Another point, earnestly urged by the learned counsel for the appellant Leiter, deserves consideration. Judson testified that he only had authority to purchase on specific instructions from Hoadley, and that the latter instructed him before the opening of the market on April twenty-ninth to purchase 500 shares on every two points down from the opening and to sell 500 shares on every two points up. The market opened at 198, the price at which both orders in question were given.
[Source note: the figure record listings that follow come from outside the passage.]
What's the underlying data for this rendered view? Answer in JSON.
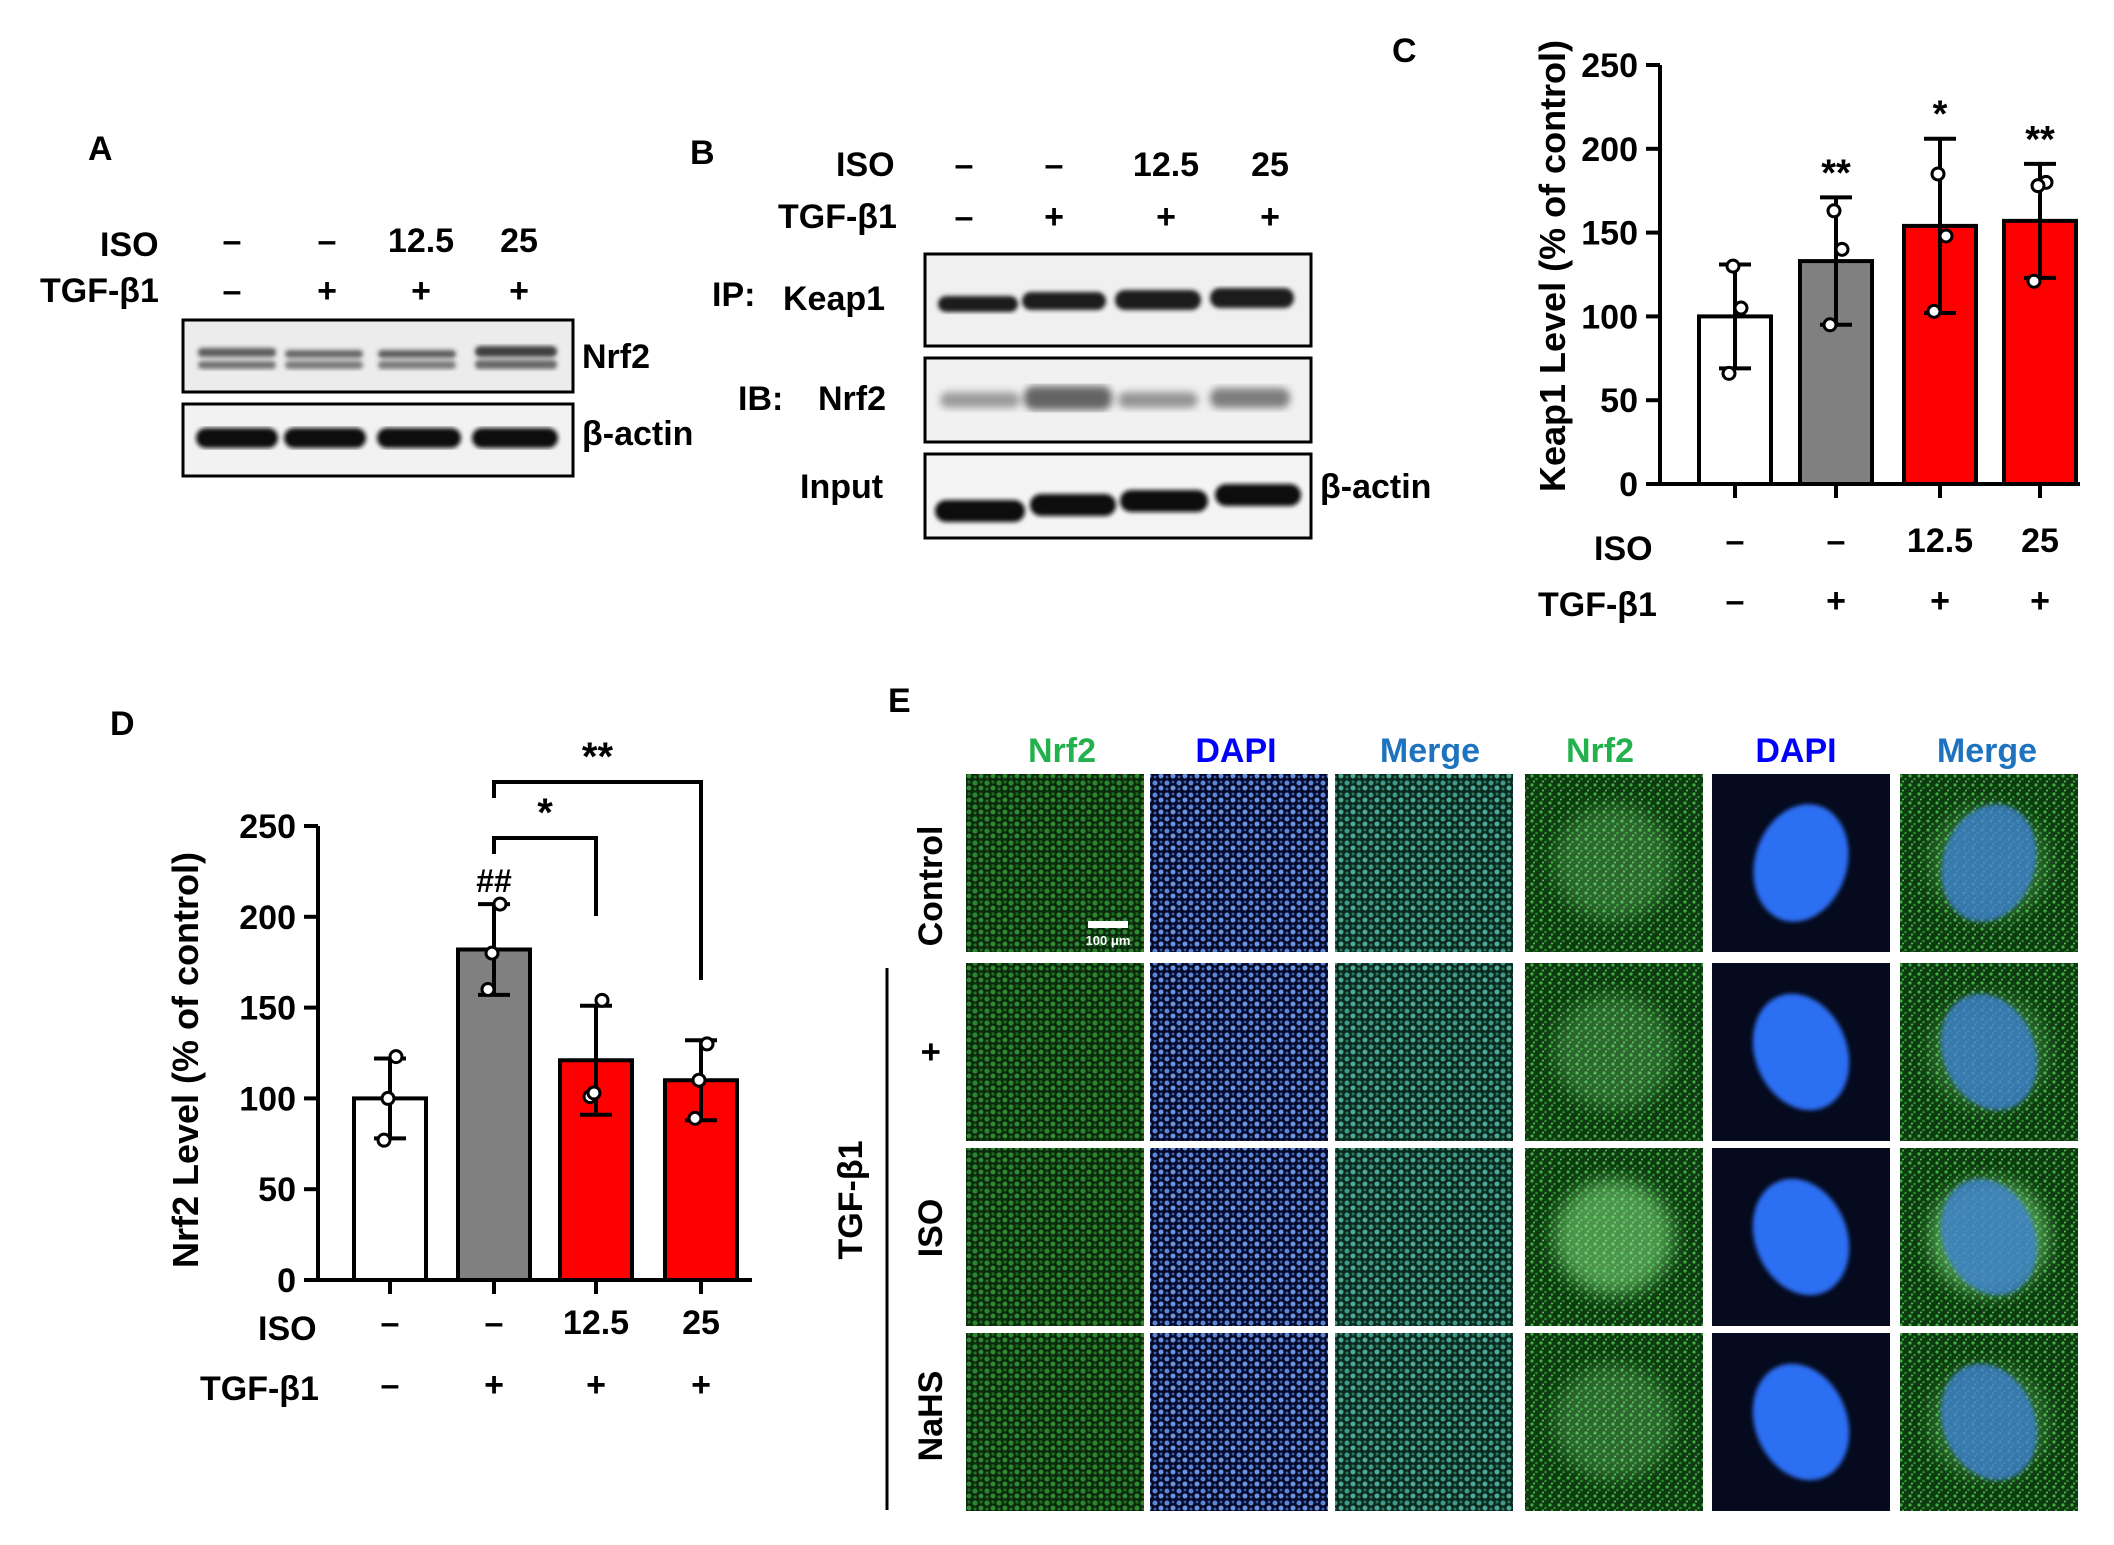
{
  "panel_letters": {
    "a": "A",
    "b": "B",
    "c": "C",
    "d": "D",
    "e": "E"
  },
  "treatments": {
    "iso_label": "ISO",
    "tgf_label": "TGF-β1",
    "iso_values": [
      "–",
      "–",
      "12.5",
      "25"
    ],
    "tgf_values": [
      "–",
      "+",
      "+",
      "+"
    ]
  },
  "blots": {
    "a_band_labels": [
      "Nrf2",
      "β-actin"
    ],
    "b_row_prefixes": [
      "IP:",
      "IB:",
      "Input"
    ],
    "b_band_labels": [
      "Keap1",
      "Nrf2",
      "β-actin"
    ]
  },
  "chart_data": [
    {
      "panel": "C",
      "type": "bar",
      "ylabel": "Keap1 Level (% of control)",
      "ylim": [
        0,
        250
      ],
      "yticks": [
        0,
        50,
        100,
        150,
        200,
        250
      ],
      "categories": [
        "– / –",
        "– / +",
        "12.5 / +",
        "25 / +"
      ],
      "values": [
        100,
        133,
        154,
        157
      ],
      "error": [
        31,
        38,
        52,
        34
      ],
      "points": [
        [
          66,
          105,
          130
        ],
        [
          95,
          140,
          163
        ],
        [
          103,
          148,
          185
        ],
        [
          121,
          180,
          178
        ]
      ],
      "colors": [
        "#ffffff",
        "#808080",
        "#ff0000",
        "#ff0000"
      ],
      "annotations": [
        "",
        "**",
        "*",
        "**"
      ]
    },
    {
      "panel": "D",
      "type": "bar",
      "ylabel": "Nrf2 Level (% of control)",
      "ylim": [
        0,
        250
      ],
      "yticks": [
        0,
        50,
        100,
        150,
        200,
        250
      ],
      "categories": [
        "– / –",
        "– / +",
        "12.5 / +",
        "25 / +"
      ],
      "values": [
        100,
        182,
        121,
        110
      ],
      "error": [
        22,
        25,
        30,
        22
      ],
      "points": [
        [
          77,
          123,
          100
        ],
        [
          160,
          207,
          180
        ],
        [
          101,
          154,
          103
        ],
        [
          89,
          130,
          110
        ]
      ],
      "colors": [
        "#ffffff",
        "#808080",
        "#ff0000",
        "#ff0000"
      ],
      "annotations": [
        "",
        "##",
        "",
        ""
      ],
      "brackets": [
        {
          "from": 1,
          "to": 2,
          "label": "*"
        },
        {
          "from": 1,
          "to": 3,
          "label": "**"
        }
      ]
    }
  ],
  "microscopy": {
    "column_headers": [
      "Nrf2",
      "DAPI",
      "Merge",
      "Nrf2",
      "DAPI",
      "Merge"
    ],
    "header_colors": [
      "#22b14c",
      "#0000ff",
      "#1e73be",
      "#22b14c",
      "#0000ff",
      "#1e73be"
    ],
    "row_labels": [
      "Control",
      "+",
      "ISO",
      "NaHS"
    ],
    "group_label": "TGF-β1",
    "scale_bar": "100 μm"
  }
}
Judson's testimony, however, with the other evidence in the case, justified a finding that the first order to purchase 500 shares at 198 was reported to, and approved by, Hoadley, and that the latter, then and at subsequent times during the day, gave Judson practically unlimited authority to purchase at the market by telling him at each conversation over the telephone "to continue buying and selling." While the exact quantities and prices for which orders were given do not appear to have been definitely stated by Judson to Hoadley, the latter was told the price at the opening, and the jury probably concluded that, in view of the volume of the transactions reported to him and of his interest in them, he occasionally glanced at the tape, which was at hand, and fully understood at what price the orders were being executed. It was plainly a question for the jury whether his direction "to continue buying and selling" was intended as a general authorization or one to be limited by his instructions before the opening. The court carefully instructed the jury on that point.
Many other exceptions are referred to on the briefs. The record is replete with discussions and with testimony in regard to the so-called "pools," which might well have been eliminated in view of the narrow issue which was finally presented. But that issue was only developed as the case progressed and after the appellants had stated their view of the transactions. It would be very strange if some erroneous rulings could not be found in a record of the size presented on this appeal. In my view of the case, the appellants have failed to establish that prejudicial error was committed, and the usual burden sustained by an appellant under the rule now applied by appellate courts in this State is certainly not lessened in this case by the fact that the respondents have recovered three verdicts.
For the foregoing reasons I vote to affirm the judgment.
SCOTT, J., concurred.
Judgment and order reversed, new trial ordered, costs to appellants to abide event.